His incredible matches with Brian Pillman in early WCW sparked the cruiserweight division that would become a major highlight for the promotion.

Liger’s career elevated once he aligned himself with an anime show. Changing his colorful costume to match the animation and mirroring the storyline with his own performance. It was an interesting and genius move to help build a connection with fans of both products.

An incredible athlete and a trailblazer, Liger is truly one of the greats.

3. The Destroyer

via prorasslin.net

via prorasslin.net

The Destroyer was a massive draw almost immediately. In the 60s he took the WWA World Title from none other than ‘Classy’ Freddy Blassie. He would work with other legends like Lou Thesz, Giant Baba, Verne Gagne, and Gorgeous George. Those matches with Baba built him a huge following in Japan where he would later draw insane numbers. His Japanese match with Rikidozan in 1963 garnered 70 million viewers. It’s still the second most watched Japanese program in their history.

A box-office smash and worldwide phenomenon.

2. Rey Mysterio Jr.

via wwe.com

via wwe.com

Rey Mysterio was another gem WCW did very little with. He managed to get over with zero help from management and eventually rose as high as he could in WCW. In a controversial decision, Bischoff threatened Rey to take off his mask or be fired.

Further illustrating Vince’s better understanding of wrestling, he brought in the high-flying superstar with his mask back in place. This actually required Rey to speak with the Luchadore head honchos and they relented, as he had not lost the mask in a match.

Rey’s charisma and talent would take him further than any other cruiserweight in the WWE, winning the World Championship and placing his name among the best in the world.

1. Tiger Mask

via tumblr.com

via tumblr.com

Satoru Sayama burned intensely bright but only for a short time. He quickly became one of the world’s best and most innovative wrestlers but decided to retire at the young age of 28.

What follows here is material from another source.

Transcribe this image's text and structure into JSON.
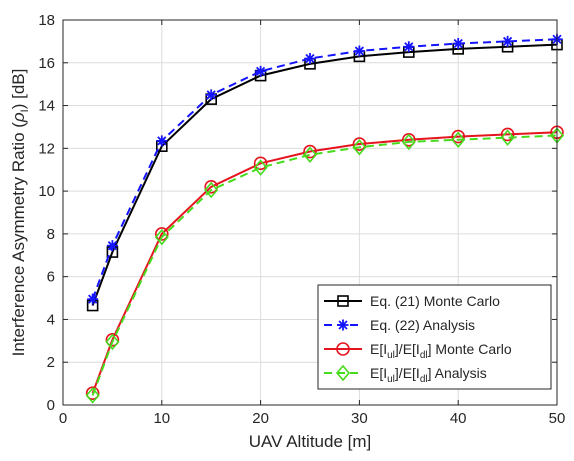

After starting his career as enhancement talent, Sayama brought what he had learned in Mexico and England to the Japanese ring. Given the Tiger gimmick from a cartoon, he took a cheesy idea and made history.

He was so ahead of his time, moving with lightning speed and agility, while inventing and popularizing moves never seen before (Mysterio’s 619 is a Tiger creation).

Mask was too good for the wrestling industry. He despised the politics and longed for a more realistic sport. After his early retirement he became a martial arts trainer and started the Super Tiger Gym.

It boggles the mind to think what he could have accomplished if he wrestled for another 10 years. But fans and wrestlers still benefit today from his revolutionary ideas.